Sensational Visions of Self

Review of Seeing Red: A Study in Consciousness
by Nicholas Humphrey, Harvard University Press, 151 pp, hardback £12.95, ISBN 0-674-02179-7

Times Higher Education Supplement, 29 September 2006

(This is the version submitted. It may have been edited before publication.)


I like short books. Better still, I like short books so packed with ideas that I have to stop and think on every page. Seeing Red is that sort of book. Based on a series of lectures at Harvard University, it is written in a simple and direct style, beginning with Humphrey asking his audience to look at an expanse of red. You might, right now, look at something red too.

What does it mean to see red? Scientists can measure the light and the mixture of wavelengths, but seeing red is a subjective experience. So this apparently simple question throws us right to the heart of that great mystery – consciousness.

This is Humphrey’s forte, and in Seeing Red he brings together all his previous research and theorising to give us a counter-intuitive, and distinctly uncomfortable way of thinking about the nature of seeing.

A traditional theory of vision is that first we get visual sensations and then we use those sensations to perceive things in the external world. This is completely wrong, says Humphrey. Instead he claims that sensation and perception are independent mental processes, occurring in parallel, not in series, and evolved for different functions.

Part of his reasoning comes from the strange phenomenon of blindsight. In the 1970s Humphrey worked with a monkey called Helen whose visual cortex had been removed. At first she seemed completely blind, but she eventually learned to find her way around by vision. Subsequently human patients were found who claimed to see nothing in part of their visual field, but who could still make visual discriminations. In other words, they seemed to have perception without sensation.

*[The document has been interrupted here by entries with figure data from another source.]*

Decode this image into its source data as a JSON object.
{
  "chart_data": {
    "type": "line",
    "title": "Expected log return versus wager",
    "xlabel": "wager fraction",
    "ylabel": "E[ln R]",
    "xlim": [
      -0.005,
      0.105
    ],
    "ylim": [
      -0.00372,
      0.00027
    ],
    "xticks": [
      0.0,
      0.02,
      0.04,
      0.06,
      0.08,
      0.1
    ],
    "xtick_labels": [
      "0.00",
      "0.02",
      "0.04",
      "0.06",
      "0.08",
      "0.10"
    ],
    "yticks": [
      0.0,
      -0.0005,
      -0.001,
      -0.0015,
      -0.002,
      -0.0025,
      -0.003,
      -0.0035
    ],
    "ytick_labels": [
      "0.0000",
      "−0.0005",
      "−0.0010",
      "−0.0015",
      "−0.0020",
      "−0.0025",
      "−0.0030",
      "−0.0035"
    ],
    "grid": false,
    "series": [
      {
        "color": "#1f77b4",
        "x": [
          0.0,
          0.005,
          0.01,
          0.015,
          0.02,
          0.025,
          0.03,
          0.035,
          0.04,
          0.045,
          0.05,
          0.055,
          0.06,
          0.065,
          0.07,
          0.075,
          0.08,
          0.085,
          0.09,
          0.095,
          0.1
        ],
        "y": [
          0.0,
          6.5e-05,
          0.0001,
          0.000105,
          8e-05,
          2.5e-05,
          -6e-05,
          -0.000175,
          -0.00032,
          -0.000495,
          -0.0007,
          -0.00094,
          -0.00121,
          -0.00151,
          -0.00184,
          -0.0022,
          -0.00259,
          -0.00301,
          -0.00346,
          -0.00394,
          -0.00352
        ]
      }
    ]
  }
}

But if conscious sensations are independent of perception why do we need them at all? The heart of Humphrey’s theory is that seeing red is not a process of passively receiving impressions, or building up internal images, but is something we do. He calls it redding. This means putting sensation on the production side of the mind rather than the reception side, a move which, he argues, has some quite unexpected and exciting implications. Sensation ought to be especially susceptible to top-down influences, to control by the person, or to being altered by drugs, which helps make sense of imagery and hallucinations. In addition, the active nature of vision might help one person simulate the mental states of another, so allowing for empathy and mind reading.

And so we come to the nature of self. Humphrey claims that an experience is impossible without an experient – a claim that any long-term meditator will reject – and then shifts to the more interesting claim that an experient is impossible without experiences. So the self arises with sensations, and sensation is what makes consciousness matter. It lends “a hereness, a nowness, a me-ness to the experience of the present moment” and in so doing “It lifts the subject out of zombiedom”.

This created self must be an illusion but, in a final twist, Humphrey tries to explain why we so readily believe in spirits, souls and inner selves. He suggests that belief in mind-body duality is not just a regrettable mistake, but is an adaptation that has helped individuals live longer and more productive lives. So it is Nature herself, working through natural selection, that has tricked us. Being deluded about our selves lies in our genes.

I am left tantalisingly unsure about whether Humphrey really has said anything new and worthwhile about self and consciousness, as he undoubtedly has for vision and imagination. But a book that makes me think so hard, in just a hundred and fifty small pages, is one I must recommend.